My contingent is the small duchy of Burgdorfreuthenheim (berg dorf roith en heim). I completed two units of infantry many years ago. I don’t see them much as they are usually in the possession of Rob and others. A complete infantry regiment consists of three infantry units, so I’ve recently completed my third. In addition, my “legion” will include a cavalry unit and an artillery battery. I’ll start on the cavalry tomorrow morning before the family wakes up.
These are fun figures to paint. The hardest part was trying to match the colors of these new figures to ones I painted several years ago.
I’m trying to decide on the color scheme of my hussars. I’ve been thinking that I’ll either go with gray uniforms with forest green stripes and facings or instead use art deco turquois and pink. Hmmm. Decisions, decisions. You can see from the pictures that the forces of Burgdorfreuthenheim are typically dressed in subdued colors. The line infantry is in olive and khaki. The jaegers are dressed in black. I’m not sure if the cavalry will be equally subdued or “go gaudy.” I’ll post some pictures soon.

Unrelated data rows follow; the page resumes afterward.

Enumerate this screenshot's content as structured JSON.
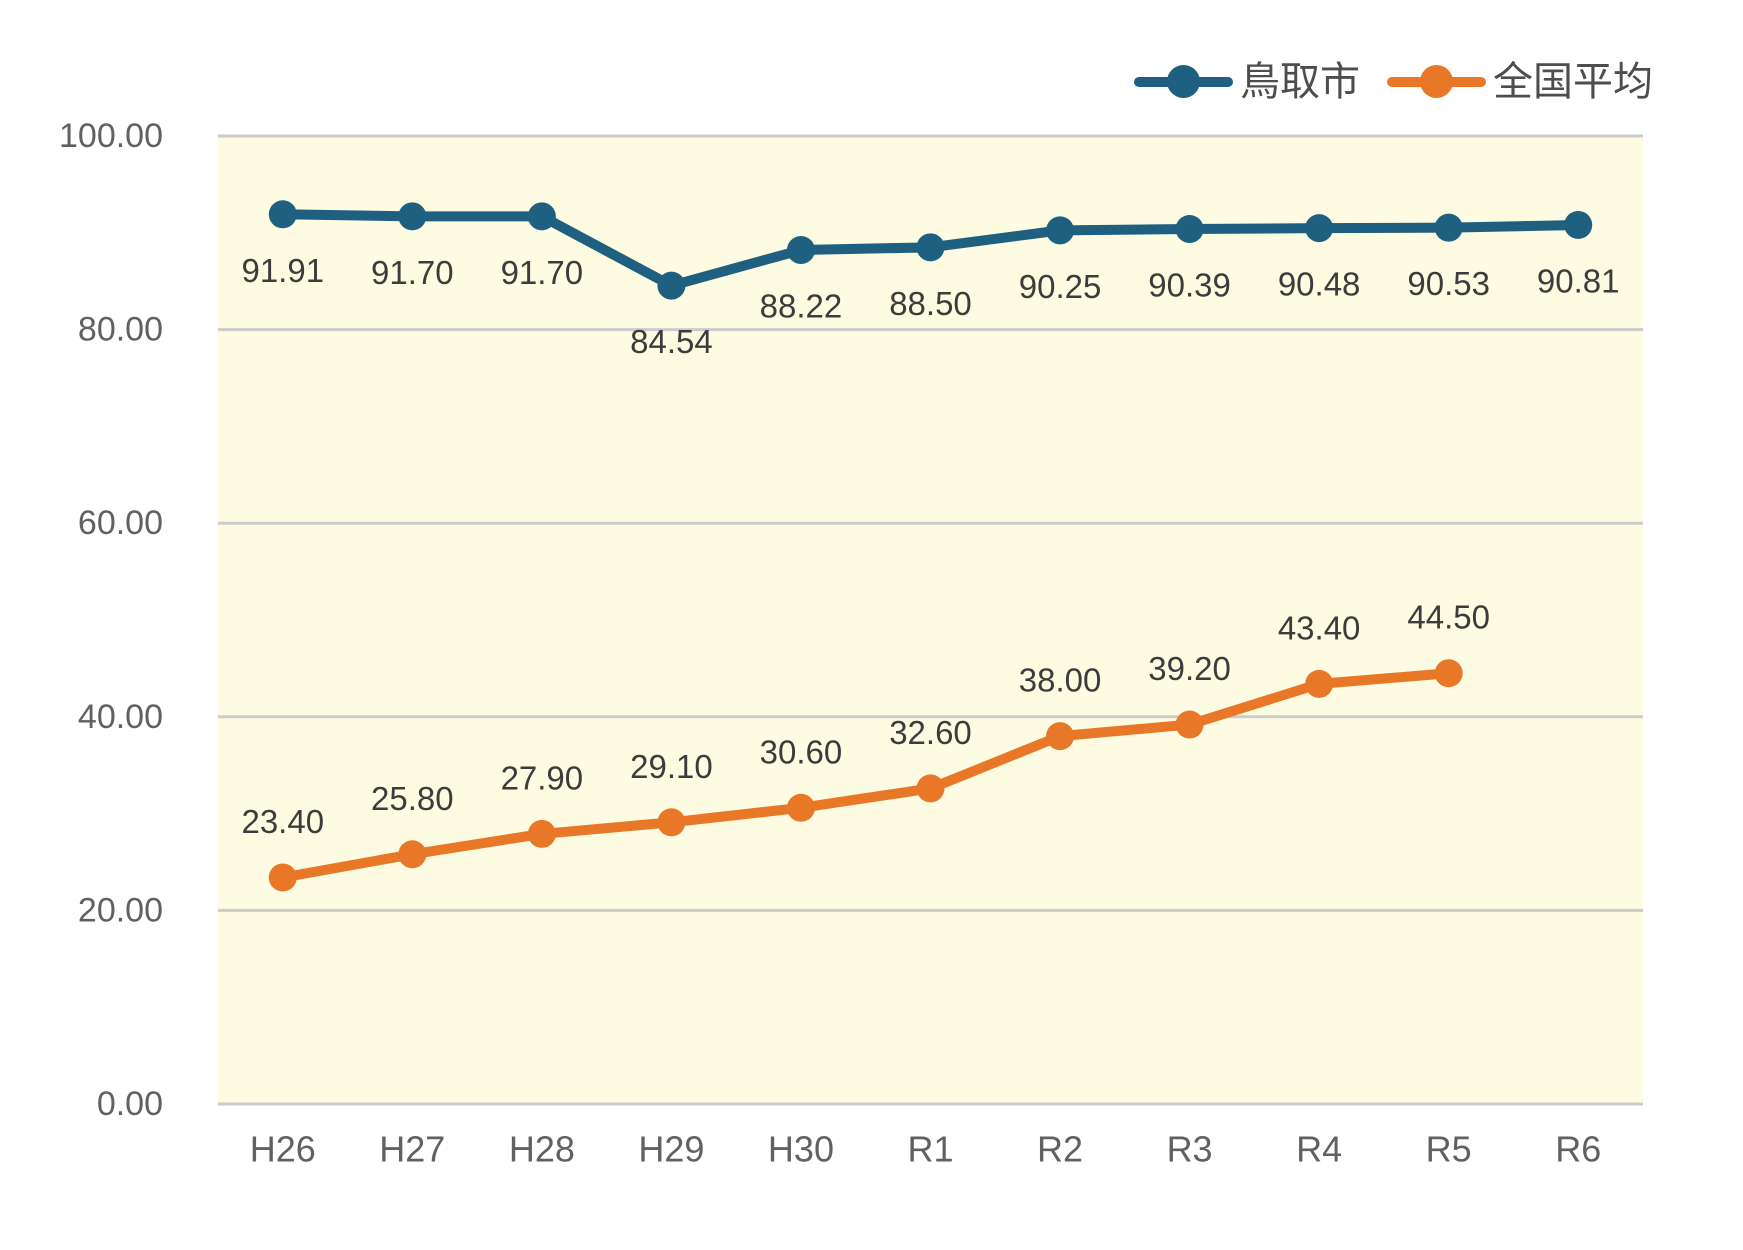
{
  "chart_data": {
    "type": "line",
    "categories": [
      "H26",
      "H27",
      "H28",
      "H29",
      "H30",
      "R1",
      "R2",
      "R3",
      "R4",
      "R5",
      "R6"
    ],
    "series": [
      {
        "id": "tottori-city",
        "name": "鳥取市",
        "color": "#1F5F7F",
        "values": [
          91.91,
          91.7,
          91.7,
          84.54,
          88.22,
          88.5,
          90.25,
          90.39,
          90.48,
          90.53,
          90.81
        ],
        "labels": [
          "91.91",
          "91.70",
          "91.70",
          "84.54",
          "88.22",
          "88.50",
          "90.25",
          "90.39",
          "90.48",
          "90.53",
          "90.81"
        ],
        "label_position": "below"
      },
      {
        "id": "national-average",
        "name": "全国平均",
        "color": "#E87728",
        "values": [
          23.4,
          25.8,
          27.9,
          29.1,
          30.6,
          32.6,
          38.0,
          39.2,
          43.4,
          44.5,
          null
        ],
        "labels": [
          "23.40",
          "25.80",
          "27.90",
          "29.10",
          "30.60",
          "32.60",
          "38.00",
          "39.20",
          "43.40",
          "44.50",
          null
        ],
        "label_position": "above"
      }
    ],
    "y_ticks": [
      0,
      20,
      40,
      60,
      80,
      100
    ],
    "y_tick_labels": [
      "0.00",
      "20.00",
      "40.00",
      "60.00",
      "80.00",
      "100.00"
    ],
    "ylim": [
      0,
      100
    ],
    "grid": true,
    "legend_position": "top-right",
    "plot_bg_color": "#FDFCE2",
    "grid_color": "#CBCBC9",
    "axis_label_color": "#616161",
    "value_label_color": "#3C3C3C",
    "legend_text_color": "#4D4D4D"
  }
}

Almost all of my figures are in 25mm or 28mm. My only dalliance with other scales was a brief excursion in the mid-80’s with Mike’s Models 15mm British Colonial (little cartoony fishing sinkers with feet) and with 10mm/12mm figures for Look, Sarge, No Charts: WWII. While painting these 40mm figures has been fun, and while I enjoy the HAWKs NQSYW games, I don’t see myself doing a lot in this scale. They take a long time to paint and require a large amount of space to store.